Thursday, February 20, 2014

People v. Rodriguez (Cal. Supreme Ct. - Feb. 20, 2014)

It generally takes a fair amount of violence to convince a jury to sentence a woman to death.  Torture.  Mass murder.  Stuff like that.  Things you don't see very often.

So when I read this opinion, and saw that Angelina Rodriguez was sentenced to death for poisoning her husband, I was initially somewhat surprised.  Sure, that's a special circumstance, so made her eligible for the death penalty.  But that was enough to push the jury over the edge?

No.  Not just that.  There was also the fact that defendant had forced her husband to buy a $250,000 life insurance policy just before she killed him.  That's another special circumstance.  But still.  That's enough to sentence a woman to death?

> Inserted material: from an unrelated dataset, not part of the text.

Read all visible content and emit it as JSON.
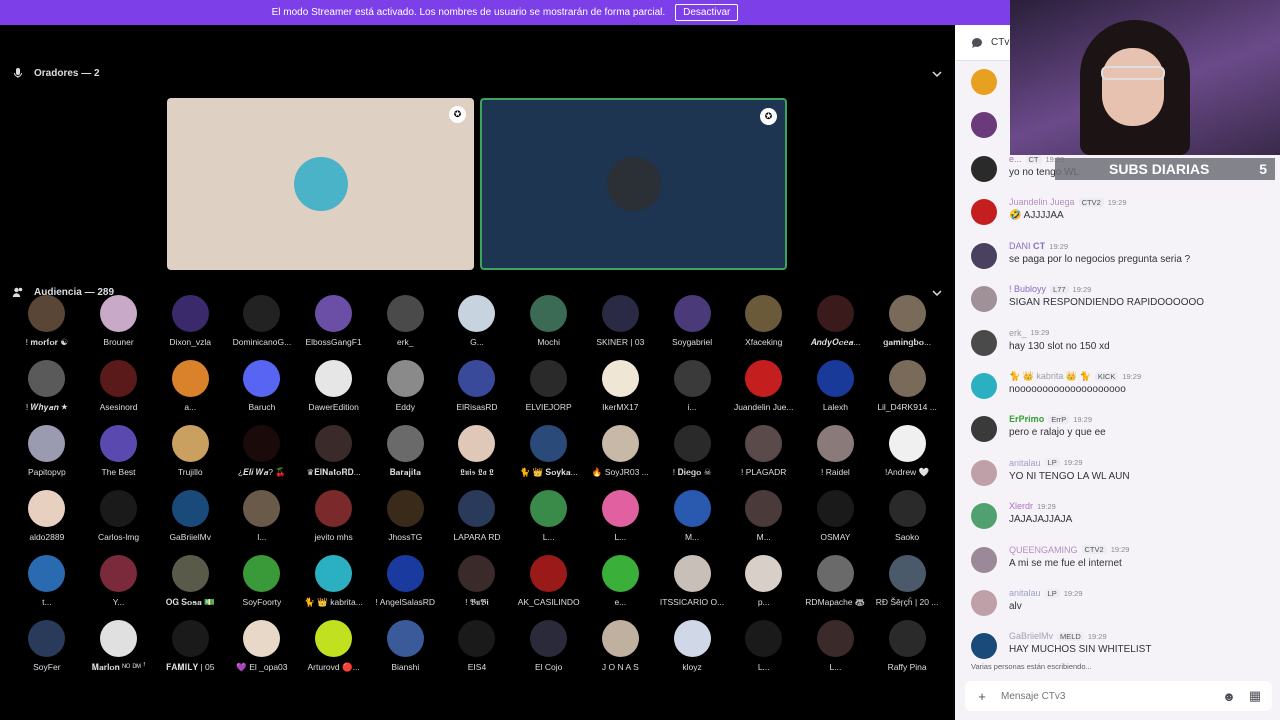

Probably not.  But then there was the fact that she had previously tried to kill him by disconnecting the gas lines in her house, which she hoped would either poison him or cause the house to explode.  That's not nice either.

Oh, yeah.  And then she tried to dissuade a witness from testifying against her at her murder trial.  Including evidence that suggested that she tried to have the witness killed.  That's not good.  You can see why the jury didn't really like her.

But the kicker, I think, was what transpired seven years previously.  Defendant had a 13-month old daughter named Alicia.  Defendant took out a $50,000 life insurance policy on the infant.  Without telling her husband. The kid then choked to death on a Gerber pacifier.  Defendant sued Gerber, and got a settlement of almost three quarters of a million dollars.

You know where this is going, right?  Defendant was the only one in the house.  There's substantial evidence that defendant purposefully ripped the pacifier apart and shoved one of its pieces into her baby's throat in order to kill her.  Deliberate.  Malicious.  Viciously premeditated.

Which makes me more than understand why the jury sentenced her to death.  A decision that the California Supreme Court -- not surprisingly -- sees no need to disturb.